En visite officielle à Port-Soudan, le ministre égyptien des Affaires étrangères, Badr Abdel-Aty, a réaffirmé l’appui du Caire à l’armée soudanaise et au Gouvernement d’union nationale.
Le ministre égyptien Badr Abdel-Aty a réaffirmé le soutien au GUN, condamné les violences survenues à El Fasher et appelé à une solution politique inclusive pour mettre fin au conflit.

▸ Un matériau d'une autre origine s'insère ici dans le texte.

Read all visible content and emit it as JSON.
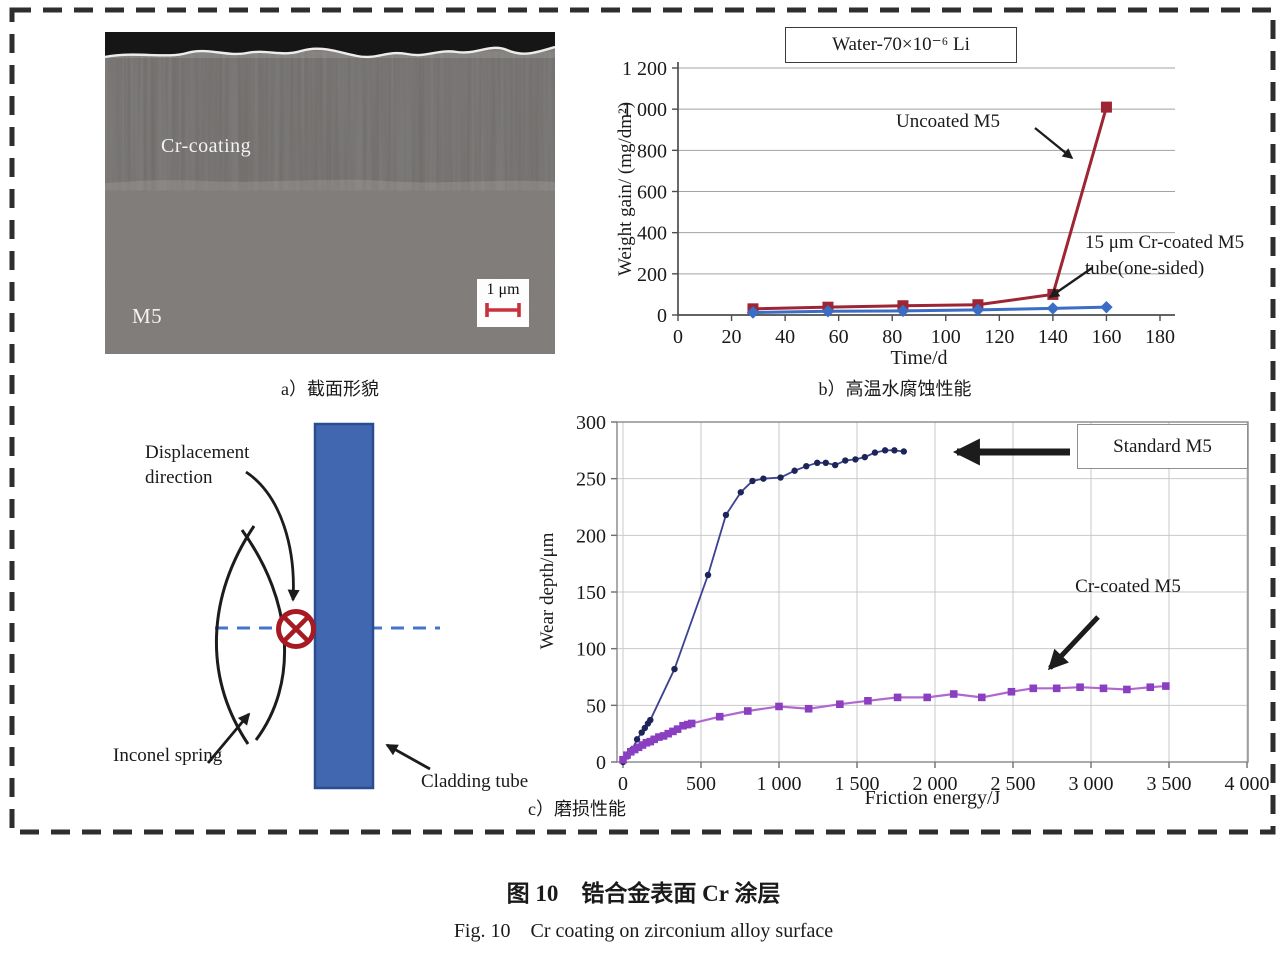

Dans un communiqué, le ministère égyptien des Affaires étrangères a indiqué que M. Abdel-Aty avait souligné la détermination de l’Égypte à « se tenir aux côtés du Soudan pour préserver sa sécurité, sa souveraineté et l’unité de ses institutions nationales », en particulier les Forces armées soudanaises. Le chef de la diplomatie a également dénoncé « sans équivoque » les exactions commises contre les civils à El Fasher, exigeant la cessation immédiate des hostilités.
Le ministre a réaffirmé le soutien total de l’Égypte au Gouvernement d’union nationale, précisant que son pays suivait « de près l’évolution de la situation » et poursuivait ses efforts de médiation, en coordination avec les partenaires régionaux et internationaux, notamment dans le cadre du Quartet sur le Soudan. Ces efforts visent à instaurer un cessez-le-feu durable et à promouvoir un processus politique global.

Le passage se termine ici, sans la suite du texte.